The Colombo Stock Exchange (CSE) on Monday witnessed the biggest fall in the last five years, following the arrest of the Sri Lanka-born New York hedge fund billionaire, Raj Rajaratnam, on charges of “vast insider trading.”

The Central Bank of Sri Lanka (CBSL), however, said the investigations into the Galleon Group hedge fund founder were inconclusive and urged observers and analysts not to jump to conclusions.

Mr. Rajaratnam is the richest Sri Lanka-born U.S. citizen and his firm has a stake in all of the 10 top listed Sri Lankan companies.

With an estimated return of over 108 per cent so far in 2009, the CSE was the second best performing bourse in the world before the jolt.

Mr. Rajaratnam (52) was among six persons arrested on Friday by the U.S. authorities.

The CBSL in a statement here said, “Investigations are yet continuing in relation to the funding allegedly provided by Raj Rajaratnam to the Tamil Rehabilitation Organisation (TRO). Accordingly, any reports that suggest that such investigations are concluded or that Mr. Rajaratnam has been cleared of possible involvement are incorrect and misleading.”

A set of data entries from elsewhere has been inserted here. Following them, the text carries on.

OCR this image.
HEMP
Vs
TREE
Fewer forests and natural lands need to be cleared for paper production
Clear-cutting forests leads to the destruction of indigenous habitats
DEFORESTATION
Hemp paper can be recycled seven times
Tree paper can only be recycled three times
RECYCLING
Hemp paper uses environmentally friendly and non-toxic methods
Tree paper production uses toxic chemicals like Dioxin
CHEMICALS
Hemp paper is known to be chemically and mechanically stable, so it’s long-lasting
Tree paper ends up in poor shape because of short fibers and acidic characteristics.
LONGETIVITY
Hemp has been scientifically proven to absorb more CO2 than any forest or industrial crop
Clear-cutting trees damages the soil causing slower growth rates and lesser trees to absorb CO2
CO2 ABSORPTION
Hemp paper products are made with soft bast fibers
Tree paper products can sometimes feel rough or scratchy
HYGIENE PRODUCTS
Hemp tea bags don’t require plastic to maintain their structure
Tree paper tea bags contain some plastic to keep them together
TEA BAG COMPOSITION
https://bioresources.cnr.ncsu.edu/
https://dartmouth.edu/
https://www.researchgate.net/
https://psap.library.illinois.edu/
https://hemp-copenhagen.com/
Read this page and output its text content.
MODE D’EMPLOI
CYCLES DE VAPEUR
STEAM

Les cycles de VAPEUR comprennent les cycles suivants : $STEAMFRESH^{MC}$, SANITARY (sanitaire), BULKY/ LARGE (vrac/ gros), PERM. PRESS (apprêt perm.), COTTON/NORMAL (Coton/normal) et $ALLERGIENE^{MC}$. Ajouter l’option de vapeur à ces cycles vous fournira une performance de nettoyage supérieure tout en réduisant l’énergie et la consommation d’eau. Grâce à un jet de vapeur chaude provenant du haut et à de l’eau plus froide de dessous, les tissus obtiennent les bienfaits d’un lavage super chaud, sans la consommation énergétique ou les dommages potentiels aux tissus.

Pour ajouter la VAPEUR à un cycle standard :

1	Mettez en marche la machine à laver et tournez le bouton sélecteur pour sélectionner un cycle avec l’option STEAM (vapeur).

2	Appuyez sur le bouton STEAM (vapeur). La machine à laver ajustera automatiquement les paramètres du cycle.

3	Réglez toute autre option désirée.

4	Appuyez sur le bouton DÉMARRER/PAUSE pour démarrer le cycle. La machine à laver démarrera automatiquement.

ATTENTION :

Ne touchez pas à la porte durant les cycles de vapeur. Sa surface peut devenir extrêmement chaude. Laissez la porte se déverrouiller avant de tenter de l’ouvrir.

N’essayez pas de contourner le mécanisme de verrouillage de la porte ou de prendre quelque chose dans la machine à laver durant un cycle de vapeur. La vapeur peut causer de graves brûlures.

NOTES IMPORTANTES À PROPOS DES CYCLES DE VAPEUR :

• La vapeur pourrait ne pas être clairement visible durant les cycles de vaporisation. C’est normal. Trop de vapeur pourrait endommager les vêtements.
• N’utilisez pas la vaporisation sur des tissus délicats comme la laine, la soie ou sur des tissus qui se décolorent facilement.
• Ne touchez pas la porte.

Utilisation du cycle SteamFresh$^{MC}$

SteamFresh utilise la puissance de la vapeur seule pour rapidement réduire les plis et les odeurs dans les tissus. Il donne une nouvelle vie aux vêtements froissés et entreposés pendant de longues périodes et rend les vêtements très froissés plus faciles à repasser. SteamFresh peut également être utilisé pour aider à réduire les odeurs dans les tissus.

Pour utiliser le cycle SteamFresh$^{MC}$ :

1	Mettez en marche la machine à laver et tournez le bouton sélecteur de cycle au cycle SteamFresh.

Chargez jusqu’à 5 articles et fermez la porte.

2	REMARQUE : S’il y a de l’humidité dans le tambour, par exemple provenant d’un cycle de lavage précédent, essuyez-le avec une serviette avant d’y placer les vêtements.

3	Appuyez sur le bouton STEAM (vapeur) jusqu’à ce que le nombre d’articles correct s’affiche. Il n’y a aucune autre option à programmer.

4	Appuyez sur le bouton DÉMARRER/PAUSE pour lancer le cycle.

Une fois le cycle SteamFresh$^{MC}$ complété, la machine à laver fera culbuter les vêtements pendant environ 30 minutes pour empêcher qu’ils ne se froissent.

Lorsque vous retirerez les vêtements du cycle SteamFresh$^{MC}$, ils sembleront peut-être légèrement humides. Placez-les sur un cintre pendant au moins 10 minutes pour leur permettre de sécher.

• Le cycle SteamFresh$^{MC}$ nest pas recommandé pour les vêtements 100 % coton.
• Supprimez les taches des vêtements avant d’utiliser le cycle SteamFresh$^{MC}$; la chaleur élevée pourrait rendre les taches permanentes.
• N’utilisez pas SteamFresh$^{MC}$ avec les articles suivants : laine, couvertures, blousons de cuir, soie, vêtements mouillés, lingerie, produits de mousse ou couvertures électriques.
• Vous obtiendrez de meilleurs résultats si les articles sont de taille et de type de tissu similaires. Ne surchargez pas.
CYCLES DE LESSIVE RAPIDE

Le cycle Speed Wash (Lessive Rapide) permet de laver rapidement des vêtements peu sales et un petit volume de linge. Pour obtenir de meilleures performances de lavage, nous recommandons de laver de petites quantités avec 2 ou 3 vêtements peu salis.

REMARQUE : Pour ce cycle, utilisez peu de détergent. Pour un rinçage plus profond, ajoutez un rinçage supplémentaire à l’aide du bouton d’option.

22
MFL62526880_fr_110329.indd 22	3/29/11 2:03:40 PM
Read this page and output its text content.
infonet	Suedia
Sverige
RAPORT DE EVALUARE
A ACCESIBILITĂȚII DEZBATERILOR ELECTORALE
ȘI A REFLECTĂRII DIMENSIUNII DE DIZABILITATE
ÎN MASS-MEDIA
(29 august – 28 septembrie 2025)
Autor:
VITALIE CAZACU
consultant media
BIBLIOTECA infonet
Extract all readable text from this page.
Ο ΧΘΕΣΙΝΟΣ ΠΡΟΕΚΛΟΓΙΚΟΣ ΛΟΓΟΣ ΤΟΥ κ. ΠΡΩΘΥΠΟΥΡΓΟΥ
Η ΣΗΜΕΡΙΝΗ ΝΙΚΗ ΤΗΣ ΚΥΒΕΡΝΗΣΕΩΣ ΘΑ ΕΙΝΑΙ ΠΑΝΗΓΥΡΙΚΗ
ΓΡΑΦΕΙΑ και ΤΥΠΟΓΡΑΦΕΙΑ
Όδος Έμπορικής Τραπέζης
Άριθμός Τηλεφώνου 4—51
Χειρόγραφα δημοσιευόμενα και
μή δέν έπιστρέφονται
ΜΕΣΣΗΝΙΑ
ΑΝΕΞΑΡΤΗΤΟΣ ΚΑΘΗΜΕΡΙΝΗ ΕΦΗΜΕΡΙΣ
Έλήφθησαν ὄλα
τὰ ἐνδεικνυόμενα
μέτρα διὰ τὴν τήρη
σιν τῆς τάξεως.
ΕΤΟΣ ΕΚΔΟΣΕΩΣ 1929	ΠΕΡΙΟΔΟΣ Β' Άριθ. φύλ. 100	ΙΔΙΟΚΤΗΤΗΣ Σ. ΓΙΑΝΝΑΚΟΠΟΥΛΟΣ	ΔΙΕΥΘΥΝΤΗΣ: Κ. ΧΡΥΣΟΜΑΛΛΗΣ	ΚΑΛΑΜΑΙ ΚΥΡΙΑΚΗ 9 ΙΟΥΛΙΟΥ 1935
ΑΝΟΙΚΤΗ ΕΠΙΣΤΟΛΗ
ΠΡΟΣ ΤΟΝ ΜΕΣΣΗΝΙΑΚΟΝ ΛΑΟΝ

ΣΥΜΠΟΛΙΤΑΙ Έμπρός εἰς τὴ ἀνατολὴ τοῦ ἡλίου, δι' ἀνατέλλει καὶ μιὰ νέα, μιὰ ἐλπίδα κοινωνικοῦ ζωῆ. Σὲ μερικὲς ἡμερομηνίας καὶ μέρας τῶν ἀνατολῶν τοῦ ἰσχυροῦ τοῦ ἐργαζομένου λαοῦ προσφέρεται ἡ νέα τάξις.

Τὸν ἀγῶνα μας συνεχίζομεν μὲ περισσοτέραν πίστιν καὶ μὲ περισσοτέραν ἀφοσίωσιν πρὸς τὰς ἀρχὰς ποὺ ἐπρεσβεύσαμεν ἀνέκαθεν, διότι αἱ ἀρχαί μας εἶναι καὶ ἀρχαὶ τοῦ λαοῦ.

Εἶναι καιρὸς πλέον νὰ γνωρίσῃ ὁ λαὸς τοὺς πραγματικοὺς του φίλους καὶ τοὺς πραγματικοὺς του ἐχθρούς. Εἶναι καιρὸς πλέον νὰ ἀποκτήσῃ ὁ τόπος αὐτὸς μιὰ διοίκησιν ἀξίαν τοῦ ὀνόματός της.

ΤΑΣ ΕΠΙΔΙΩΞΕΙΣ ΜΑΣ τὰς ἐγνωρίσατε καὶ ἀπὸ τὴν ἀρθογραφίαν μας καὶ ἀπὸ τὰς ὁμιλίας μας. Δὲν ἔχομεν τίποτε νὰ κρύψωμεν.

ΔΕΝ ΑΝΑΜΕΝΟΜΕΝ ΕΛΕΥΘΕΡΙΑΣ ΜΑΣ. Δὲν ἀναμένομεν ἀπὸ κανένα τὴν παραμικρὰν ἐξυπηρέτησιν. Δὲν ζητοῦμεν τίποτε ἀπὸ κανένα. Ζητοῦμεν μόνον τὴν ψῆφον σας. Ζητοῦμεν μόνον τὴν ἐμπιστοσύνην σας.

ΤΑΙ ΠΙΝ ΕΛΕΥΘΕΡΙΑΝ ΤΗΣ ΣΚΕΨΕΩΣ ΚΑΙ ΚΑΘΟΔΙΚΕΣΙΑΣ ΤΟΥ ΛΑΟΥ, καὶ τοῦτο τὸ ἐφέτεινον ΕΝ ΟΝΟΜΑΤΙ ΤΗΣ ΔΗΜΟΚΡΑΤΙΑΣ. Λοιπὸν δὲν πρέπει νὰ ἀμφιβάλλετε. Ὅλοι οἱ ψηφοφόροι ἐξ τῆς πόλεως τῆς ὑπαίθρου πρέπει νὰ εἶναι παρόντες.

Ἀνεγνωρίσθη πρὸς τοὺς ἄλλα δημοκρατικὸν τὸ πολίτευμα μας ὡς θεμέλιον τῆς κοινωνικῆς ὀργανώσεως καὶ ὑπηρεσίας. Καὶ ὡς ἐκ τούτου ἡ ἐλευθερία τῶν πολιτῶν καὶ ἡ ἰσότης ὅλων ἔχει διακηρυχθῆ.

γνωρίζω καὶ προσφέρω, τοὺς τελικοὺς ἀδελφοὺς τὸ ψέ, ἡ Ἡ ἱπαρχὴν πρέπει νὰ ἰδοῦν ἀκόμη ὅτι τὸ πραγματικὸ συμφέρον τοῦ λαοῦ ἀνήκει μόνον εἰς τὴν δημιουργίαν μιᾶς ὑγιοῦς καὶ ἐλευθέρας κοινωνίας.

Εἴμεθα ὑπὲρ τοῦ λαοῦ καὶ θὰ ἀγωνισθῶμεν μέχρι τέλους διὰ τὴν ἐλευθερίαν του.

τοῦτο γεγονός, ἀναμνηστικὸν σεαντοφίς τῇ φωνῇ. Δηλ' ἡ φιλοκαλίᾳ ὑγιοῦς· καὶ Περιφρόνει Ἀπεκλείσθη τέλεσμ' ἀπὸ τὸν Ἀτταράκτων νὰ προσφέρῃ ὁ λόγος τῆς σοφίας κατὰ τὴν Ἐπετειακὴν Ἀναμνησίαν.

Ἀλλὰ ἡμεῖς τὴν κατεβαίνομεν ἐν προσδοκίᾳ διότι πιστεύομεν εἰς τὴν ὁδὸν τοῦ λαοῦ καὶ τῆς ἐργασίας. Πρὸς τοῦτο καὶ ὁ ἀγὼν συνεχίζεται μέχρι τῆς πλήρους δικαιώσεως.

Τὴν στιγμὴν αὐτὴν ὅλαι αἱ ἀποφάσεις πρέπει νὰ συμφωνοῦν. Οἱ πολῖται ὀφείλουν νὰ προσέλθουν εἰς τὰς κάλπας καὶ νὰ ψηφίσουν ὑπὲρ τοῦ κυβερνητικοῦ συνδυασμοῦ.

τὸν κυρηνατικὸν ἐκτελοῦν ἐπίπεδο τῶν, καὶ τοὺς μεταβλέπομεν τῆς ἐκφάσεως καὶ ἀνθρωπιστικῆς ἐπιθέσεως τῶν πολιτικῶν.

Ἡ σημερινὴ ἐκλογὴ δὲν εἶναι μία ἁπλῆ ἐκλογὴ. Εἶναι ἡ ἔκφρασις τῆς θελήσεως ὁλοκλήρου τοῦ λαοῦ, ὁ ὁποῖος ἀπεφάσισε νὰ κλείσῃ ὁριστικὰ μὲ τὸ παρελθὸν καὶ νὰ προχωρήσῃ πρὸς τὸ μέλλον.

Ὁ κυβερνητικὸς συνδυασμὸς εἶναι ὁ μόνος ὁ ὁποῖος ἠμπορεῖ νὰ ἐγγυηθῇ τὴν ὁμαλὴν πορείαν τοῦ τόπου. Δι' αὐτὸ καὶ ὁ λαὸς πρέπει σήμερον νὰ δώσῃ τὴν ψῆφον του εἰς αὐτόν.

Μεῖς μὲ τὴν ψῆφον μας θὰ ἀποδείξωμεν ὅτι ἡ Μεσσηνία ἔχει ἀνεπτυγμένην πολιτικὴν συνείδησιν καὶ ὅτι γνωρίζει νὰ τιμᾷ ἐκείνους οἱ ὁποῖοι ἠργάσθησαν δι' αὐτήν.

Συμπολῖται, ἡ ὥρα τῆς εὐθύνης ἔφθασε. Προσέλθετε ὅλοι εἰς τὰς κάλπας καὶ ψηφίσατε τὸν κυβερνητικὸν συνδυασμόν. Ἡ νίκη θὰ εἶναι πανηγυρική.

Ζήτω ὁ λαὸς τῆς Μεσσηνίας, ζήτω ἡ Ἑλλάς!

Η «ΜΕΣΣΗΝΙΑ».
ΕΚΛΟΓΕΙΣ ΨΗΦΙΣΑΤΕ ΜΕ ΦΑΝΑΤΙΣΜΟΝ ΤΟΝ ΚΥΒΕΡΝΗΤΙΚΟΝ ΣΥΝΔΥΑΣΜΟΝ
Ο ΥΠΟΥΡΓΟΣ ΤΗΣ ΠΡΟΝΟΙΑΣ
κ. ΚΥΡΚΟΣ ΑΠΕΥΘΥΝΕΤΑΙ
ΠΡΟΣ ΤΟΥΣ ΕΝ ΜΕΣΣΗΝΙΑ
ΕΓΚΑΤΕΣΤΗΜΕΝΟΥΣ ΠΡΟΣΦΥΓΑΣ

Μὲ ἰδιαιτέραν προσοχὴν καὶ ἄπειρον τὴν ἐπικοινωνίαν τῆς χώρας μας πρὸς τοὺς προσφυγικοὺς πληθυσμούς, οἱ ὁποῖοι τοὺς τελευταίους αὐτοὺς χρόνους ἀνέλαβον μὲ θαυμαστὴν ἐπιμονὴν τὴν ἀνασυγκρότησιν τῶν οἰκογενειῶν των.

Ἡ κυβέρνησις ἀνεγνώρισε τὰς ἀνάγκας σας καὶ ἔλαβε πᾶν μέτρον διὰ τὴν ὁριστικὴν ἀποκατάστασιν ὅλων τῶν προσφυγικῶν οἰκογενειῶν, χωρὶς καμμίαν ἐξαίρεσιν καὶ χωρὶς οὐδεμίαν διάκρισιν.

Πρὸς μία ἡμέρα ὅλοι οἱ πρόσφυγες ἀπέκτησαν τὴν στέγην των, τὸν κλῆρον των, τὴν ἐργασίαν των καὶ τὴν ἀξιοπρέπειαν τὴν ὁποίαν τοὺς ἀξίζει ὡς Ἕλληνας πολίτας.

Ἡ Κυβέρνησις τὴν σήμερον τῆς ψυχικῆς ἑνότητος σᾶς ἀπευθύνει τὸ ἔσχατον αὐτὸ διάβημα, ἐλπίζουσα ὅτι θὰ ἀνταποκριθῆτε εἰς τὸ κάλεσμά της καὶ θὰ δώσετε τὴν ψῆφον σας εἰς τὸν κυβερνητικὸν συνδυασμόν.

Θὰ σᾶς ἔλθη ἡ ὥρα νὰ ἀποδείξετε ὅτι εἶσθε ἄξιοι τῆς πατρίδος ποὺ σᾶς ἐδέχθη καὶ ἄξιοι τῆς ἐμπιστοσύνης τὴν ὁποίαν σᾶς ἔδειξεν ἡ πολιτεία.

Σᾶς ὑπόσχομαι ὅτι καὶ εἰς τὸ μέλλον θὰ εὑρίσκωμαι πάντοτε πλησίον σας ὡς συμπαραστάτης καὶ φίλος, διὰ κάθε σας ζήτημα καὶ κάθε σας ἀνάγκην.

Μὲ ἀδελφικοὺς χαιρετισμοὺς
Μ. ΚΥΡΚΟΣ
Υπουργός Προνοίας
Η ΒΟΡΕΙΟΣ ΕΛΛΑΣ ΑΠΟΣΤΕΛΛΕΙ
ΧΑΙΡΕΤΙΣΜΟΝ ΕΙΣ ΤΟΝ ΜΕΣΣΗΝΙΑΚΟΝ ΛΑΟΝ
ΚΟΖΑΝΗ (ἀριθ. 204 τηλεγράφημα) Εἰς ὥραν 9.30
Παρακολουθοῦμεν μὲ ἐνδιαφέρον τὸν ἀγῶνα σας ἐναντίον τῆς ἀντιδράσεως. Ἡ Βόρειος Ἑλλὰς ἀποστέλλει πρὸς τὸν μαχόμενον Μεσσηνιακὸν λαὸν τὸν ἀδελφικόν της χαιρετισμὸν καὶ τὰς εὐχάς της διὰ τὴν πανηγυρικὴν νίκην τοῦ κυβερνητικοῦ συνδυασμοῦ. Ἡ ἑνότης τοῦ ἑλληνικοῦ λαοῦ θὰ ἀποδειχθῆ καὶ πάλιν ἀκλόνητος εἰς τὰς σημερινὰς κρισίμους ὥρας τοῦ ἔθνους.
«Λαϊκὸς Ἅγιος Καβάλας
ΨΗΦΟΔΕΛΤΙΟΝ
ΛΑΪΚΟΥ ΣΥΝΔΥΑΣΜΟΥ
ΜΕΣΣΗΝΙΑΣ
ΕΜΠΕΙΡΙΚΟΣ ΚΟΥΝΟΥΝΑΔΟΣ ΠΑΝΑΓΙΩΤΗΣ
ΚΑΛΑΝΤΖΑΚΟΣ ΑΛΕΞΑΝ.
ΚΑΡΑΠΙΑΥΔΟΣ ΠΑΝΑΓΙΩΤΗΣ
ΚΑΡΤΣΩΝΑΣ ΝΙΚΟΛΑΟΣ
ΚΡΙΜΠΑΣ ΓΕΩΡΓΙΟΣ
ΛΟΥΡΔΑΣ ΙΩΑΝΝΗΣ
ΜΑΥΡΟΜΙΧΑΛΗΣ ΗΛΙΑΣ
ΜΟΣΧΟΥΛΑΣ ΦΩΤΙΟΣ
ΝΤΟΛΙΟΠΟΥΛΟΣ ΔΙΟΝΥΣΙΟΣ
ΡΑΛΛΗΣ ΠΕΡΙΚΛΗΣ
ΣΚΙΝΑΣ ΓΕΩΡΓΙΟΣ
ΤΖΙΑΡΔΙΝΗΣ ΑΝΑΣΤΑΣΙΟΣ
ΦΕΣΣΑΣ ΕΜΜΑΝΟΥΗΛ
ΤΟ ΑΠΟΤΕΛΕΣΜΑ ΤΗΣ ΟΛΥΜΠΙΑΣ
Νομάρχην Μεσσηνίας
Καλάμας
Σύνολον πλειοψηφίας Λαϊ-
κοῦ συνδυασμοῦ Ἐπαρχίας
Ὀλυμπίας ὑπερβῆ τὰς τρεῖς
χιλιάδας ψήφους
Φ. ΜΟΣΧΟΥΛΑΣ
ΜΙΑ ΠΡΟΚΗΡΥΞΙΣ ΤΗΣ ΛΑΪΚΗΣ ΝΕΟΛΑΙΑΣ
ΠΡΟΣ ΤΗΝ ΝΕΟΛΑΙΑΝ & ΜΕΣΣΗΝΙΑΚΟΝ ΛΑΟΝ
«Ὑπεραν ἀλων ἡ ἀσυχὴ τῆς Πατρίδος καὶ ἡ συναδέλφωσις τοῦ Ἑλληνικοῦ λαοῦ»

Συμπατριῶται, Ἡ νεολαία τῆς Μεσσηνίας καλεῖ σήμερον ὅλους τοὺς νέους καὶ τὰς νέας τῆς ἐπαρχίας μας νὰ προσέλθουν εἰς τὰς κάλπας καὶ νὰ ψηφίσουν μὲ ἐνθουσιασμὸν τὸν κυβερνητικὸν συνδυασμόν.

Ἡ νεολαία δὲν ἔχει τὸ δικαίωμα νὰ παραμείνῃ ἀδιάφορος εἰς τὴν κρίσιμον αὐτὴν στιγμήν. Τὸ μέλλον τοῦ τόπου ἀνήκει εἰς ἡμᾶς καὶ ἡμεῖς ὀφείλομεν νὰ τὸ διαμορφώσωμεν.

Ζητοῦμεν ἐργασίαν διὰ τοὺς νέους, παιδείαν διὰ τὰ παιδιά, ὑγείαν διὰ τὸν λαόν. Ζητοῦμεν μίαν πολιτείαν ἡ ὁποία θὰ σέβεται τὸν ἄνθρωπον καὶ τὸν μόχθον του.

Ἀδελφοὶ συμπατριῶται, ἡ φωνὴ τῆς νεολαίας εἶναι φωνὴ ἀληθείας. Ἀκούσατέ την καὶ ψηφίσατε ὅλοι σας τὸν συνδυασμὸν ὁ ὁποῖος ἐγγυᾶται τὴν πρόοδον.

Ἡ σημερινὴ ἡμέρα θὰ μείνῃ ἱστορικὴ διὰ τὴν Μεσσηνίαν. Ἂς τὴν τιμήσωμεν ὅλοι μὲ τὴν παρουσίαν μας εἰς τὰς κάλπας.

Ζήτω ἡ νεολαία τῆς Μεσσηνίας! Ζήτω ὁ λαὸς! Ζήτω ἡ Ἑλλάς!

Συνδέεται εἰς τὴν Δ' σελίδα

Mr. Rajaratnam is associated with several charities and in September, Sri Lanka Justice Minister Milinda Moragoda had told President Mahinda Rajapaksa that the Galleon group chief was willing to pay $1 million for the rehabilitation of LTTE child-soldiers.

Local media reports quoted Foreign Minister Rohitha Bogollagama as saying that he had objected to the proposal on the ground that the Foreign Ministry had given a dossier to the U.S. Treasury Department’s Directorate of Intelligence on Money Laundering which said Mr. Rajaratnam was involved in LTTE financing.

A report on the Sri Lankan Presidential website has said that Mr. Rajaratnam is one of the wealthiest men in America with an estimated net worth of $1.3 billion and he was a major contributor to the campaigns of Hillary Clinton and also the single largest known U.S. contributor to a charity linked to the LTTE.

Separately, President Rajapaksa at a function in Southern Sri Lanka on Sunday said that even though terrorism had been defeated certain forces which tried to divide the country were still at large. “We are closely monitoring the situation and to defeat this and in the struggles ahead to build a new country we shall not fear to take necessary decisions in the face of any dangers that we may face,” he told the gathering.

“My own son joined the security forces and the children of other high ranking security forces personnel and other officials too joined the ranks. Some local politicians too had embraced these ideas in order to realise their own selfish personal goals at the expense of the country,” he was quoted as saying.